A LIGHT BREAKS FORTH – MK 7:24-30

What an amazing exorcism is this, my Jesus!
A single word from you—and at a distance—
and the demon leaves the child possessed.
I have heard that in exorcisms to this day
the possessed person hates the light
and tries, all they can, to close off from it.
They close their eyes and cover their face
with their hand or their arms.
And yet the exorcist commands again and again,
“Open your eyes,” and they obey.

What is this, that a simple man, one of your priests,
can command the evil spirits, and they obey?
Yet this precisely is what the Gospels say,
but your response, Jesus, is always this:
“Rejoice not that the evil spirits are subject to you,
but rejoice rather that your names are written in heaven.”
For it is but a small thing in comparison,
to be freed from a finite, fallen creature,
with being adopted into the life of the infinite God!
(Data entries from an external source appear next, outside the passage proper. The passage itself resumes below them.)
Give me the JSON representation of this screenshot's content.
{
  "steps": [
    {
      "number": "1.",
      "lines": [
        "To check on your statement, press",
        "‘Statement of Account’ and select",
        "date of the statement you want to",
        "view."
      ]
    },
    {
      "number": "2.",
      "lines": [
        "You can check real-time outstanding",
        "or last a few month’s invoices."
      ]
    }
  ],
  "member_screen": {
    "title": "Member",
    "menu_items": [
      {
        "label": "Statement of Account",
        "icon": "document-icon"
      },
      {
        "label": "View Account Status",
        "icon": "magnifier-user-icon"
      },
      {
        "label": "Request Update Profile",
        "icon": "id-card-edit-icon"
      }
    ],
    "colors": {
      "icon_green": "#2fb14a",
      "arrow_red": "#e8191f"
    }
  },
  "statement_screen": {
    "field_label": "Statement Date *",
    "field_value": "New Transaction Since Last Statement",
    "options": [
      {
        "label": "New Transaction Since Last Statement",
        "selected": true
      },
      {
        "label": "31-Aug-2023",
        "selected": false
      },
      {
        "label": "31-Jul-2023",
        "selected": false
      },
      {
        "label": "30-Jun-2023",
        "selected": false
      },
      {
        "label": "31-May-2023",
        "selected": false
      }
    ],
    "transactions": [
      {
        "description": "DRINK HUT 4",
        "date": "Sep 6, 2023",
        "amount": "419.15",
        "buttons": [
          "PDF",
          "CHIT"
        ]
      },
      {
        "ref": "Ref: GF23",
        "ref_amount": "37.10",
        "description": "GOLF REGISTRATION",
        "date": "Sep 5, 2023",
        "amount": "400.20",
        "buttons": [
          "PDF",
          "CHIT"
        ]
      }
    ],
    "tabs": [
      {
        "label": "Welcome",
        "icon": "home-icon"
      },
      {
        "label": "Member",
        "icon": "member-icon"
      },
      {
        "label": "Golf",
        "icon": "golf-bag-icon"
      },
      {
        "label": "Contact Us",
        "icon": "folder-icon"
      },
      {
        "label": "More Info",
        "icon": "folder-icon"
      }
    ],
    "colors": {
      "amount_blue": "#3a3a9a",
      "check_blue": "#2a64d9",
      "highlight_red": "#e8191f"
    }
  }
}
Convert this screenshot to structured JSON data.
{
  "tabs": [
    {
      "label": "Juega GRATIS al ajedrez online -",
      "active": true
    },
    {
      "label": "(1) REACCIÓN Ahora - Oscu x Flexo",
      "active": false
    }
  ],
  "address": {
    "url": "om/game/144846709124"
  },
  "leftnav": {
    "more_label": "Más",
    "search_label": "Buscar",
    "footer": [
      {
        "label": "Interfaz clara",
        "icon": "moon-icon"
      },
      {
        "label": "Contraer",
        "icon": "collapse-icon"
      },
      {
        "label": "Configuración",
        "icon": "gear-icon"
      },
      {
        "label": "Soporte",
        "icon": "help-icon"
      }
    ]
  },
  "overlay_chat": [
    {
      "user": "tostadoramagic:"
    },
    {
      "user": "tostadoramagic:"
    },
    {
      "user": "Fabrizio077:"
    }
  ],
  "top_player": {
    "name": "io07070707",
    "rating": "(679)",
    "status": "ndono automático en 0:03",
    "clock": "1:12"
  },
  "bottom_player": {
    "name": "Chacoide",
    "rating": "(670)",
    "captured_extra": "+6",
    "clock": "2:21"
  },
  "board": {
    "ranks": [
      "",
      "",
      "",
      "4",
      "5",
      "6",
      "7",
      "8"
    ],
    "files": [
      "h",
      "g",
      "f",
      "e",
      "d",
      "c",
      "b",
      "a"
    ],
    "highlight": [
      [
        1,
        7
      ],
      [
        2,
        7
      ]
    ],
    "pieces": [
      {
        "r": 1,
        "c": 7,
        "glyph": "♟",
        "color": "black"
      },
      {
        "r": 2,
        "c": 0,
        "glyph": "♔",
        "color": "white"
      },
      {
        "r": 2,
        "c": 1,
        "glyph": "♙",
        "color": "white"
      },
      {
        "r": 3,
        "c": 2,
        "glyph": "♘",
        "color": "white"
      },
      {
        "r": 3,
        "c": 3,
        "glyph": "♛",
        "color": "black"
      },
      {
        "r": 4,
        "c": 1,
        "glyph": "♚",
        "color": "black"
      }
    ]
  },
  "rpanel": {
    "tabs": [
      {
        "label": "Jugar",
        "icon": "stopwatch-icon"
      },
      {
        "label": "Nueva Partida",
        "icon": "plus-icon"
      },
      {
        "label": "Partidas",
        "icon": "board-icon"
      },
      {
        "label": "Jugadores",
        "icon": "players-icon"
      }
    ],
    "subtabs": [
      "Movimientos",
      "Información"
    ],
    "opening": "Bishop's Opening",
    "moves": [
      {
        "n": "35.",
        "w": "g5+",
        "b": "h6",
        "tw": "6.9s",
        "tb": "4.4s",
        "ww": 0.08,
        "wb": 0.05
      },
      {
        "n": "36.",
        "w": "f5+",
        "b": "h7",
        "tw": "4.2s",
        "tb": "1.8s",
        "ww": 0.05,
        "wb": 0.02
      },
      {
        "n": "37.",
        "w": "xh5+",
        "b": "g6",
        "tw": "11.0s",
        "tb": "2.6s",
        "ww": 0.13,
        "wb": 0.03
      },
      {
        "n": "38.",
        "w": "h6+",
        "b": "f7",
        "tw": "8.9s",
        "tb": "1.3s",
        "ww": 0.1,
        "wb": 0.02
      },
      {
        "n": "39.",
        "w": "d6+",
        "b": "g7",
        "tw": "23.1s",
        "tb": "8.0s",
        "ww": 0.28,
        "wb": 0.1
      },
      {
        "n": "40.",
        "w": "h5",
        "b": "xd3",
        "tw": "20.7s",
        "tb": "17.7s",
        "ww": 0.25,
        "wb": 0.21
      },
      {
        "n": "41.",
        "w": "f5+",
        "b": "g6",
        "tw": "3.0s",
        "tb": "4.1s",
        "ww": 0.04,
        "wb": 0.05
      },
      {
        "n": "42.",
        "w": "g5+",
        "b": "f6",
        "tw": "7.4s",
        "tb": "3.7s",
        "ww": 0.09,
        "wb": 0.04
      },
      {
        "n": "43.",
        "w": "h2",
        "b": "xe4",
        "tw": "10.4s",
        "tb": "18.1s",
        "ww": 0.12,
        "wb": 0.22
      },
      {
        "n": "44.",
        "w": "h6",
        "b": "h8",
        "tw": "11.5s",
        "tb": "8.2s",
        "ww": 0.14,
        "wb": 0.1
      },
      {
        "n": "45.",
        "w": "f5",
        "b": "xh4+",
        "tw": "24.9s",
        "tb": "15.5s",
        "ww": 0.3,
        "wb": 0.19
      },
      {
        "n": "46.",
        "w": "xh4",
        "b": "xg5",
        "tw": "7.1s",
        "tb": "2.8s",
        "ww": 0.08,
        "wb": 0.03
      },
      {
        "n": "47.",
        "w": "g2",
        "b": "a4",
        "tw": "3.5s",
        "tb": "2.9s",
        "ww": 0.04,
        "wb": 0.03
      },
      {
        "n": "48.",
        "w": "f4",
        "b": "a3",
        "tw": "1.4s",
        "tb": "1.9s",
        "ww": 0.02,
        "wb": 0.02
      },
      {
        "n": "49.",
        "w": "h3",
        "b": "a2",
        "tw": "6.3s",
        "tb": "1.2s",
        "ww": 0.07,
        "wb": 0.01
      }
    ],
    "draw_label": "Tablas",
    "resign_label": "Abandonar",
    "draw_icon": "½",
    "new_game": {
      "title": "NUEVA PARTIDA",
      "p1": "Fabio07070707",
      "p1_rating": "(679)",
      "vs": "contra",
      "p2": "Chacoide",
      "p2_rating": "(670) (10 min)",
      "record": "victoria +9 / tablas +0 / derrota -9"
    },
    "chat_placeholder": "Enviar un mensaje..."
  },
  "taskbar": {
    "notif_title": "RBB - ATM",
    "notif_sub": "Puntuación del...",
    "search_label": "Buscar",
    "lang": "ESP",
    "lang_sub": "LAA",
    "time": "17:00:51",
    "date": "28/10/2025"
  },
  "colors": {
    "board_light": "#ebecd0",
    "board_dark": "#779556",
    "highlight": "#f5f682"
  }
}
Do we not give too much credit to demons
—or we simply do not care to believe in them at all,
which is in many ways perhaps worse?
In this Syrophoenician woman we see the truth
of the right attitude to take, Jesus, to this.
She acknowledges the evil, the suffering,
and yet she does not let herself be lost in it.
Rather, she takes refuge in imploring you
and in a radical, unyielding trust in your love.
Yes, in a trust in your desire to heal and to save.

And even when you seem to rebuff her,
appearing at first to share in you people’s strife,
in their prejudice which closes them to others
and to God’s universal will to save,
you do this only to test and awaken her faith,
to make it mature through its deeper reaching out.
For these “dogs” eating the scraps from the table
are soon to recognize that they, too, are children,
as the light breaks forth for the Gentiles
and all are adopted into the family of God.

Jesus, are there not often dark places in our lives
where we feel that the evil spirits reign?
Perhaps we give them too much credit,
these sufferings, these difficulties and trials,
these apparently hopeless situations,
these repeated failures—so far, it seems,
from the reach of your light and love.
Yes, for a single word of yours is enough:
“Because you have persevered in asking,
you may go, for your request has been granted.”
And the Power of Divine Love breaks forth,
spreading out its light into the darkest places,
there making present its healing and transforming grace,
and causing to blossom forth in a mysterious way
beauty and loveliness from our very wounds.